Rugge recounts the story of one woman who showed up by herself, but by the end of the evening was posing for prom photos with ladies she’d just met. “She came, she had the guts to show up by herself. And she sensed that it would be OK.”

Adult proms are catching on in a growing number of cities. Betsy Crapps, a mother of three from Canton, Mich., threw the first Mom Prom in 2006. And since then, they’ve gone viral, with organizers around the country urging women to unearth their old prom frocks or bridesmaid monstrosities for the events, which usually benefit a local charity.

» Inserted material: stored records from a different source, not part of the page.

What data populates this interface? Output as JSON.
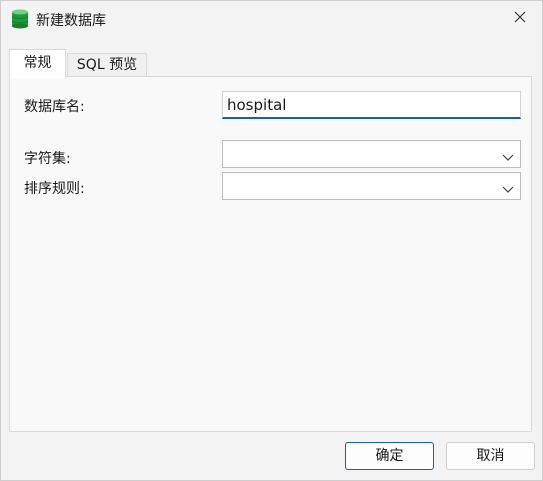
{
  "window": {
    "title": "新建数据库",
    "icon": "database-icon",
    "close_icon": "close-icon"
  },
  "tabs": [
    {
      "label": "常规",
      "active": true
    },
    {
      "label": "SQL 预览",
      "active": false
    }
  ],
  "form": {
    "db_name_label": "数据库名:",
    "db_name_value": "hospital",
    "charset_label": "字符集:",
    "charset_value": "",
    "collation_label": "排序规则:",
    "collation_value": ""
  },
  "buttons": {
    "ok": "确定",
    "cancel": "取消"
  },
  "colors": {
    "accent": "#1a5fa8",
    "icon_green": "#1f9a3d"
  }
}
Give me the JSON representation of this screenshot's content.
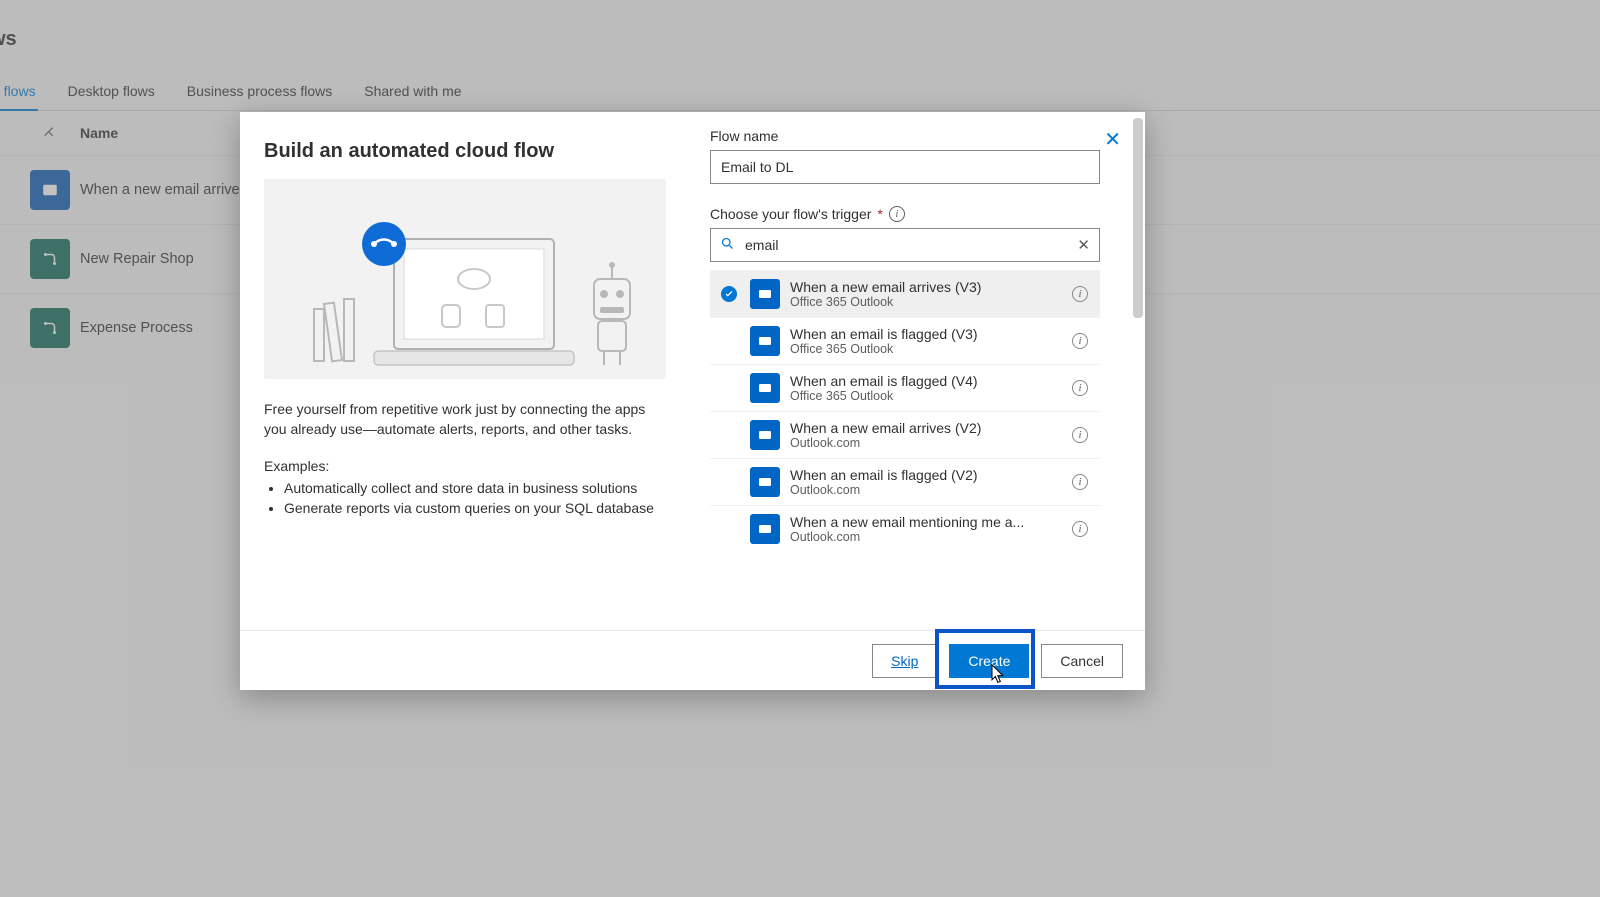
{
  "page": {
    "heading": "ws",
    "tabs": [
      "d flows",
      "Desktop flows",
      "Business process flows",
      "Shared with me"
    ],
    "active_tab_index": 0,
    "columns": {
      "name": "Name"
    },
    "flows": [
      {
        "name": "When a new email arrives",
        "icon": "outlook"
      },
      {
        "name": "New Repair Shop",
        "icon": "teal"
      },
      {
        "name": "Expense Process",
        "icon": "teal"
      }
    ]
  },
  "modal": {
    "title": "Build an automated cloud flow",
    "description": "Free yourself from repetitive work just by connecting the apps you already use—automate alerts, reports, and other tasks.",
    "examples_heading": "Examples:",
    "examples": [
      "Automatically collect and store data in business solutions",
      "Generate reports via custom queries on your SQL database"
    ],
    "flow_name_label": "Flow name",
    "flow_name_value": "Email to DL",
    "trigger_label": "Choose your flow's trigger",
    "trigger_required": "*",
    "search_value": "email",
    "triggers": [
      {
        "title": "When a new email arrives (V3)",
        "connector": "Office 365 Outlook",
        "selected": true
      },
      {
        "title": "When an email is flagged (V3)",
        "connector": "Office 365 Outlook",
        "selected": false
      },
      {
        "title": "When an email is flagged (V4)",
        "connector": "Office 365 Outlook",
        "selected": false
      },
      {
        "title": "When a new email arrives (V2)",
        "connector": "Outlook.com",
        "selected": false
      },
      {
        "title": "When an email is flagged (V2)",
        "connector": "Outlook.com",
        "selected": false
      },
      {
        "title": "When a new email mentioning me a...",
        "connector": "Outlook.com",
        "selected": false
      }
    ],
    "buttons": {
      "skip": "Skip",
      "create": "Create",
      "cancel": "Cancel"
    }
  }
}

Rugge’s vision differs a bit from these proms: For one thing, you needn’t be a mom to attend.  “I had friends that weren’t moms who wanted to hang out and party and they’re my support system,” said Rugge. “I wanted it to be about women more than about moms.”

You don’t need to dig up your lace-and-tulle disaster from 1990, either.  Rugge said, “You can rock a pair of Tevas and a North Face fleece”  (considered formal wear here in Seattle). “It’s already hard enough to get that one night out, so just come as you are, and have fun with it. You can come in sweatpants and a t-shirt with spit-up on it.”

On a recent Saturday, about 180 women turned up the Seattle Mom Prom but I saw neither fleece nor sandals. The prom had an 80s theme – mostly for the rad music -- and many gals went for it, sporting fingerless gloves, neon fabrics, side ponytails, and Flashdance-style sweatshirts. (I am now the proud owner of a crimping iron that I will likely never use again.)

This prom had a totally legal bar, as well as snacks you might see at a slumber party for 180 people: jars of Sour Patch Kids, Red Vines, M&Ms and Doritos. Rob Rugge, Myla’s husband, took over 300 prom photos against a legitimately cheesy prom background, where women gleefully mugged, hugged and jumped. If you weren’t the proud owner of a crimping iron, there were two stylists on deck to give women the hairdo of their prom dreams. The night raised nearly $4,000 for Postpartum Support International of Washington.

Alee Spencer, a 47-year-old mother of three, said she came to “dance for a good cause.” Erica Gaebel, a new mom from Bothell, Wash., said she came "to get free!” And Trina Fateh, of Bellevue, Wash., was psyched to get together with the ladies at an event that wasn’t a play date.

 “I loved getting dressed up, putting makeup on, coordinating with the girls,” she said. “I like feeling like a woman, and not just a mother.”

Rob Rugge Photography /
Writer Kristin Kalning, third from right, rocking the Mom Prom with her playgroup buddies.